Sega has been, alternately, an American company, a Japanese company, an arcade game manufacturer, a console manufacturer, a hardware company and a software company. It survived a World War, two market crashes, 9/11 and the dismantling of its hardware empire. It survived multiple generations of bad Sonic the Hedgehog games. It survived going head-to-head against Nintendo.
Where so many other companies have failed, Sega has survived, and at times even thrived. In the late 1980s, the company developed a gargantuan cult following which persists to this day. Its console machines have persistently achieved technological – if not commercial – superiority. Its games have routinely been considered among the best ever made. Its core network architecture provided the backbone for Xbox Live.
Yet all of this is relatively well known.
What often gets passed over in these capsule histories is the fact that Sega, the company, has always made games. It was born as a videogame company, thrived as a videogame company, suffered as a videogame company and was reborn, again, as a videogame company. Of the major names in videogame making, only Sega can say this. Nintendo’s history as a company founded to make playing cards is also well known, but playing cards are not videogames and neither Sony nor Microsoft can say they were founded to make games of any kind. Sony’s first products were tape recorders, and Microsoft’s is well known (but it wasn’t a videogame).
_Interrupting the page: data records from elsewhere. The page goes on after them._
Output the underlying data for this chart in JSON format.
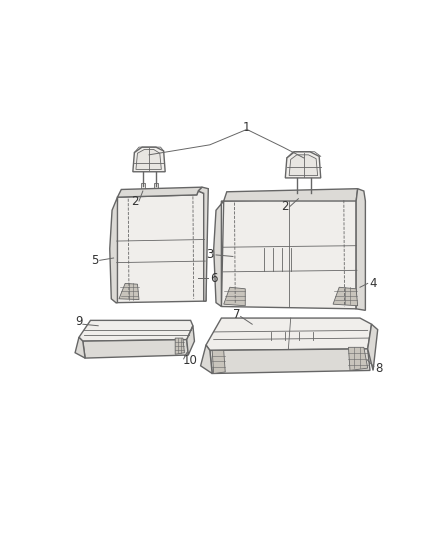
{
  "bg_color": "#ffffff",
  "line_color": "#666666",
  "fill_color": "#f0eeeb",
  "fill_dark": "#dcdad6",
  "mesh_color": "#c8c4bc",
  "label_color": "#333333",
  "figsize": [
    4.38,
    5.33
  ],
  "dpi": 100,
  "lw_main": 1.0,
  "lw_thin": 0.6,
  "label_fs": 8.5
}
It would seem to make sense, then, that Sega, a company with videogames woven into the very fabric of its existence, would make great games. It makes sense that many of the most well-known arcade cabinets (After Burner, Altered Beast, Crazy Taxi, Golden Axe, Hang On, House of the Dead, Monaco GP, Out Run, Shinobi, Virtua Fighter and Zaxxon) are emblazoned with the Sega name. It would make sense that Sega’s most well-known console machines (Sega Master System, Genesis, Saturn and Dreamcast) are considered the most advanced of their generation. It would make sense that the star of its preeminent videogame creation (Sonic the Hedgehog) is one of the most recognizable icons in the world.
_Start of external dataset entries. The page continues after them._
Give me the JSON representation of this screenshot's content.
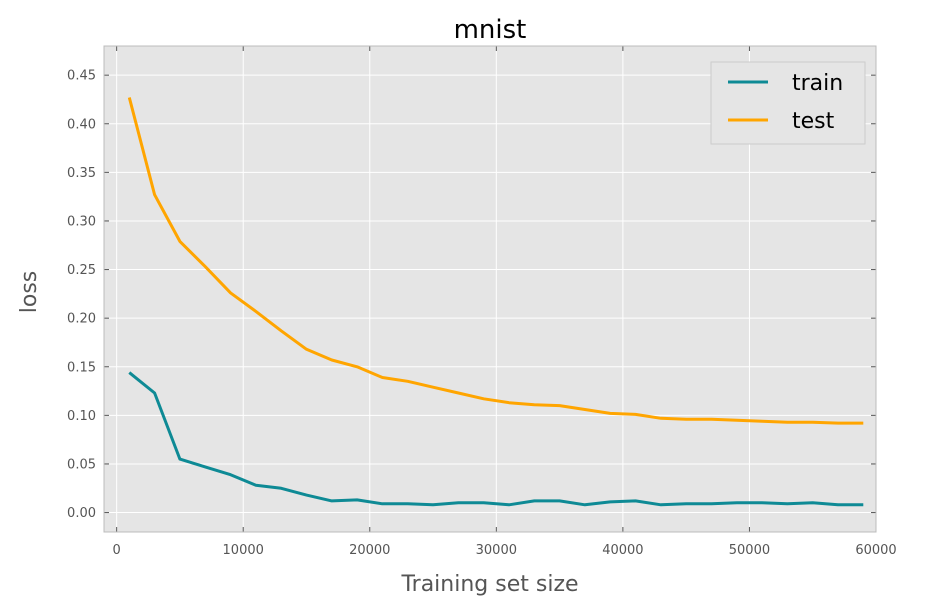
{
  "chart_data": {
    "type": "line",
    "title": "mnist",
    "xlabel": "Training set size",
    "ylabel": "loss",
    "xlim": [
      -1000,
      60000
    ],
    "ylim": [
      -0.02,
      0.48
    ],
    "xticks": [
      0,
      10000,
      20000,
      30000,
      40000,
      50000,
      60000
    ],
    "xtick_labels": [
      "0",
      "10000",
      "20000",
      "30000",
      "40000",
      "50000",
      "60000"
    ],
    "yticks": [
      0.0,
      0.05,
      0.1,
      0.15,
      0.2,
      0.25,
      0.3,
      0.35,
      0.4,
      0.45
    ],
    "ytick_labels": [
      "0.00",
      "0.05",
      "0.10",
      "0.15",
      "0.20",
      "0.25",
      "0.30",
      "0.35",
      "0.40",
      "0.45"
    ],
    "grid": true,
    "legend_position": "top-right",
    "x": [
      1000,
      3000,
      5000,
      7000,
      9000,
      11000,
      13000,
      15000,
      17000,
      19000,
      21000,
      23000,
      25000,
      27000,
      29000,
      31000,
      33000,
      35000,
      37000,
      39000,
      41000,
      43000,
      45000,
      47000,
      49000,
      51000,
      53000,
      55000,
      57000,
      59000
    ],
    "series": [
      {
        "name": "train",
        "color": "#0e8a95",
        "values": [
          0.144,
          0.123,
          0.055,
          0.047,
          0.039,
          0.028,
          0.025,
          0.018,
          0.012,
          0.013,
          0.009,
          0.009,
          0.008,
          0.01,
          0.01,
          0.008,
          0.012,
          0.012,
          0.008,
          0.011,
          0.012,
          0.008,
          0.009,
          0.009,
          0.01,
          0.01,
          0.009,
          0.01,
          0.008,
          0.008
        ]
      },
      {
        "name": "test",
        "color": "#ffa500",
        "values": [
          0.427,
          0.327,
          0.279,
          0.253,
          0.226,
          0.207,
          0.187,
          0.168,
          0.157,
          0.15,
          0.139,
          0.135,
          0.129,
          0.123,
          0.117,
          0.113,
          0.111,
          0.11,
          0.106,
          0.102,
          0.101,
          0.097,
          0.096,
          0.096,
          0.095,
          0.094,
          0.093,
          0.093,
          0.092,
          0.092
        ]
      }
    ]
  }
}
Given that Sega is a company that was created to make videogames, it would make sense, with videogame industry revenues rapidly approaching one hundred billion dollars per year, that Sega survives. What does not make sense is that Sega, so successful, so innovative, so well-loved, has the reputation of being a perpetual “also-ran.” That in spite of its successes, it has always been considered a second-place finisher. That for all who love it, there are many more who do not.
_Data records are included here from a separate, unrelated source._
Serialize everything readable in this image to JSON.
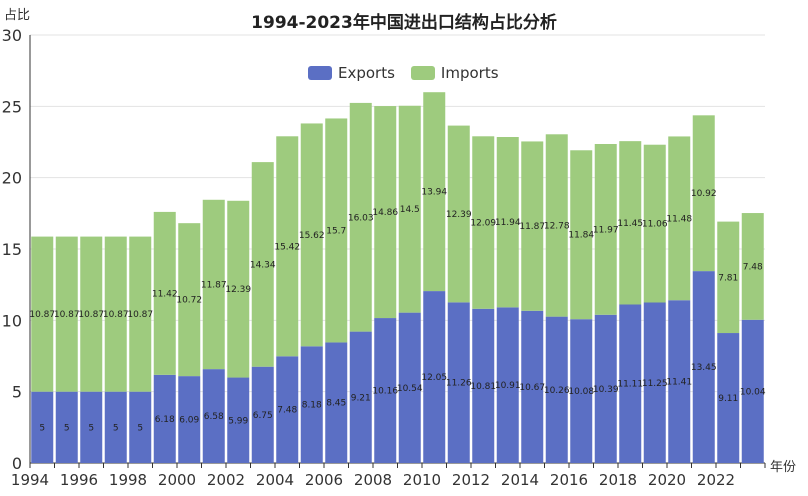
{
  "chart_data": {
    "type": "bar",
    "stacked": true,
    "title": "1994-2023年中国进出口结构占比分析",
    "xlabel": "年份",
    "ylabel": "占比",
    "ylim": [
      0,
      30
    ],
    "yticks": [
      0,
      5,
      10,
      15,
      20,
      25,
      30
    ],
    "legend_position": "top-center",
    "grid": true,
    "categories": [
      "1994",
      "1995",
      "1996",
      "1997",
      "1998",
      "1999",
      "2000",
      "2001",
      "2002",
      "2003",
      "2004",
      "2005",
      "2006",
      "2007",
      "2008",
      "2009",
      "2010",
      "2011",
      "2012",
      "2013",
      "2014",
      "2015",
      "2016",
      "2017",
      "2018",
      "2019",
      "2020",
      "2021",
      "2022",
      "2023"
    ],
    "x_tick_labels": [
      "1994",
      "1996",
      "1998",
      "2000",
      "2002",
      "2004",
      "2006",
      "2008",
      "2010",
      "2012",
      "2014",
      "2016",
      "2018",
      "2020",
      "2022"
    ],
    "series": [
      {
        "name": "Exports",
        "color": "#5b6fc4",
        "values": [
          5,
          5,
          5,
          5,
          5,
          6.18,
          6.09,
          6.58,
          5.99,
          6.75,
          7.48,
          8.18,
          8.45,
          9.21,
          10.16,
          10.54,
          12.05,
          11.26,
          10.81,
          10.91,
          10.67,
          10.26,
          10.08,
          10.39,
          11.11,
          11.25,
          11.41,
          13.45,
          9.11,
          10.04
        ]
      },
      {
        "name": "Imports",
        "color": "#9ecb7e",
        "values": [
          10.87,
          10.87,
          10.87,
          10.87,
          10.87,
          11.42,
          10.72,
          11.87,
          12.39,
          14.34,
          15.42,
          15.62,
          15.7,
          16.03,
          14.86,
          14.5,
          13.94,
          12.39,
          12.09,
          11.94,
          11.87,
          12.78,
          11.84,
          11.97,
          11.45,
          11.06,
          11.48,
          10.92,
          7.81,
          7.48
        ]
      }
    ]
  }
}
This week we turn the eye of The Escpaist toward Sega, the company of contradictions, in an attempt to understand what it is that makes Sega so unique and so troubled. Brendan Main pokes at the technological curiosity that was the 2000 Dreamcast game Seaman, Lisa Gay examines the massively popular cult RPG Shining Force, our own Steve Butts examines the strange attraction of the seminal console RTS Herzog Zwei and for my contribution I will attempt to put the arrival of the 16-bit console, Sega’s “Genesis” into cultural perspective. Enjoy.